— О турском царе надобно подумать, — сказал Адашев. — Крымский царь голдовник{5} турского, и турский за него встанет. Дело-то нелегкое. Надобно заручиться крепким союзом с окрестными государствами.
— Турецкая сила, — сказал Вишневецкий, — страшна угорскому королю{6} и польскому, а Московскому государству сделать большого зла она не может. Мы Крым завоюем, и нас турки из Крыма не выбьют, рать свою посылать в степь побоятся; а кабы на то дерзнули, так не достанут в степи корму ни себе, ни лошадям, и все пропадут от безлошадья и бесхлебья. Турский хвалится, что он непобедим, а отчего? Христиане никак не смолвятся между собою стать всем разом против неверных, Одно царство воюет и не совладает с турком, а все другие думают: силен турок, и каждый боится помогать тому, на кого бусурман пойдет.
— Об том, чтоб смолвиться всем на турка, речь идет многие лета; еще и до наших отцев и дедов про то говорили во всех царствах, да до сих пор Бог не благословляет, — сказал Алексей Адашев.
— И до тех пор то дело не станется, — сказал Вишневецкий, — пока одно какое-нибудь христианское царство без помощи иных турка не побьет. Вот, как мы Крым отнимем, все тогда скажут: бусурман не так могуч, как мы думали. Тотчас веницейская Речь Посполитая пошлет свои каторги на Беломорье, и цезарь пристанет, и мултане и волохи{7} поднимутся, и перский царь пойдет на турка для того, что он ему старинный ворог; а вы знаете, как недругу в чем неудача станется, так все, что прежде его боялись, кинутся на него. Вот только с ливонскими немцами надобно нам замириться, оттого что через то творится рознь в христианстве, а бусурмане тешатся.
— Ливонские немцы согрубили нашему государю, — сказал Адашев, — и наш государь на них за то послал свои рати, и многие города нам покорились.

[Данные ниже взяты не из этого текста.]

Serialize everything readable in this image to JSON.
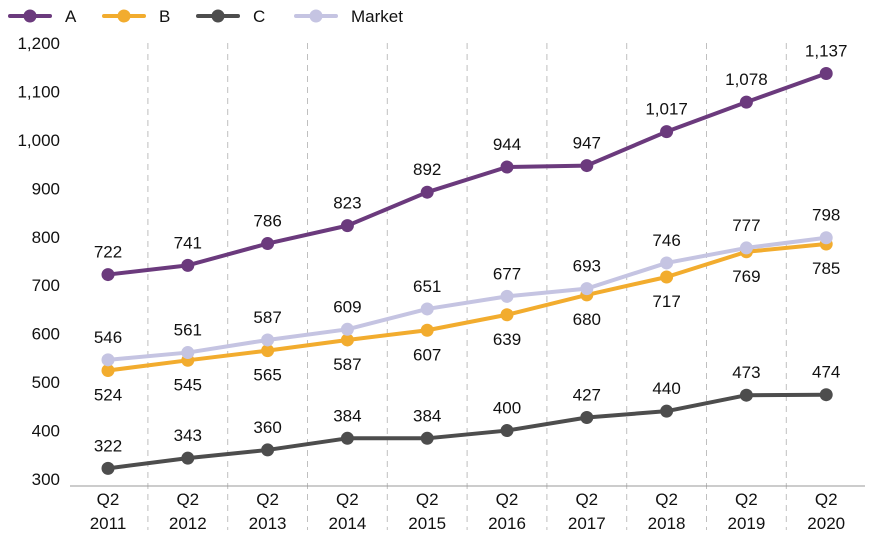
{
  "chart_data": {
    "type": "line",
    "categories": [
      [
        "Q2",
        "2011"
      ],
      [
        "Q2",
        "2012"
      ],
      [
        "Q2",
        "2013"
      ],
      [
        "Q2",
        "2014"
      ],
      [
        "Q2",
        "2015"
      ],
      [
        "Q2",
        "2016"
      ],
      [
        "Q2",
        "2017"
      ],
      [
        "Q2",
        "2018"
      ],
      [
        "Q2",
        "2019"
      ],
      [
        "Q2",
        "2020"
      ]
    ],
    "ylim": [
      300,
      1200
    ],
    "yticks": [
      300,
      400,
      500,
      600,
      700,
      800,
      900,
      1000,
      1100,
      1200
    ],
    "ytick_labels": [
      "300",
      "400",
      "500",
      "600",
      "700",
      "800",
      "900",
      "1,000",
      "1,100",
      "1,200"
    ],
    "grid": "vertical-dashed",
    "legend_position": "top-left",
    "series": [
      {
        "name": "A",
        "color": "#6B3A7D",
        "values": [
          722,
          741,
          786,
          823,
          892,
          944,
          947,
          1017,
          1078,
          1137
        ],
        "labels": [
          "722",
          "741",
          "786",
          "823",
          "892",
          "944",
          "947",
          "1,017",
          "1,078",
          "1,137"
        ],
        "label_position": [
          "above",
          "above",
          "above",
          "above",
          "above",
          "above",
          "above",
          "above",
          "above",
          "above"
        ]
      },
      {
        "name": "B",
        "color": "#F2AC2E",
        "values": [
          524,
          545,
          565,
          587,
          607,
          639,
          680,
          717,
          769,
          785
        ],
        "labels": [
          "524",
          "545",
          "565",
          "587",
          "607",
          "639",
          "680",
          "717",
          "769",
          "785"
        ],
        "label_position": [
          "below",
          "below",
          "below",
          "below",
          "below",
          "below",
          "below",
          "below",
          "below",
          "below"
        ]
      },
      {
        "name": "C",
        "color": "#4D4D4D",
        "values": [
          322,
          343,
          360,
          384,
          384,
          400,
          427,
          440,
          473,
          474
        ],
        "labels": [
          "322",
          "343",
          "360",
          "384",
          "384",
          "400",
          "427",
          "440",
          "473",
          "474"
        ],
        "label_position": [
          "above",
          "above",
          "above",
          "above",
          "above",
          "above",
          "above",
          "above",
          "above",
          "above"
        ]
      },
      {
        "name": "Market",
        "color": "#C5C4E2",
        "values": [
          546,
          561,
          587,
          609,
          651,
          677,
          693,
          746,
          777,
          798
        ],
        "labels": [
          "546",
          "561",
          "587",
          "609",
          "651",
          "677",
          "693",
          "746",
          "777",
          "798"
        ],
        "label_position": [
          "above",
          "above",
          "above",
          "above",
          "above",
          "above",
          "above",
          "above",
          "above",
          "above"
        ]
      }
    ],
    "draw_order": [
      "C",
      "B",
      "Market",
      "A"
    ]
  }
}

Пусть бьют челом нашему государю, а то вот они мира с нами не хотят, мейстер идет на наши города.
— Слух есть, — сказал Вишневецкий, — быть может, недруги вымышляют, будто московские люди в Ливонской земле поступали не по-христиански, людей мирных убивали, жен бесчестили, младенцев живота лишали; а в немецком языке книжки такие надрукованы, где описывается, как московские люди немецких людей мучат, и приложены рисунки тому, и то Московскому государству не в честь.
— Мало чего не пишут, — возразил Алексей Адашев.
— И мало чего на войне не приключается, — добавил Данило Адашев. — Коли делалось такое, так от татар, а не от наших.
— Прошлого года, — сказал Курбский, — я сам побил их многажды, и начальных людей их пленил, и не токмо не велел никого мучить, а приказал кормить и одевать и начальных людей к столу звал. А которые там простые люди, чухна и лотыгола, те немцев не любят сами и у нашего государя в подданстве быть хотят, и мы, воеводы, нашему государю даем совет, чтоб тамошних обывателей ласкать и льготы им давать, а не то чтобы жестокостью отгонять их от себя. Ныне же, ради общего христианского дела, войны с неверными, мы будем царю подавать совет замириться с ливонскими немцами, лишь бы только они побили челом о мире. А ты, князь Димитрий Иванович, как думаешь, нам идти на Крым и в кое время?
— Прежде всего, — сказал Вишневецкий, — надобно поставить городок на Псле и поделать суда и струги, а с весны послать судовую рать по Днепру на море, до Козлова, а иная судовая рать пошла бы по Дону, на другой крымский берег, к Кафе. А разом послать на Крым черкесских князей, что царскому величеству послушны. А затем надобно однолично, чтоб царь-государь изволил сам выступить с главною ратью так, как он ходил под Казань, а то для того, что как сам царь пойдет; то за ним все смело пойдут; и наши казаки, услыша про царское шествие, все пойдут своими головами.
— А как много у вас казаков будет и какова их сила? — спросил Алексей Адашев.
— И каково их дородство? — спросил Курбский.
— У нас, — сказал Вишневецкий, — пословица есть: где крак, т. е. по-вашему куст, там казак, а где байрак, там сто казаков. А какова у них сила бывает, я вам тотчас покажу.
Он обернулся к четырем атаманам и сказал одному из них что-то шепотом.
Вышел атаман, широкоплечий, высокий, смуглый, с черною бородою, с густыми нависшими бровями, с выдавшимися скулами и мрачным, невыносимо унылым выражением глаз. Он схватил одною рукою тяжелое кресло, на котором сидел Алексей Адашев, вместе с ним, высоко приподнял его и бережно поставил на пол.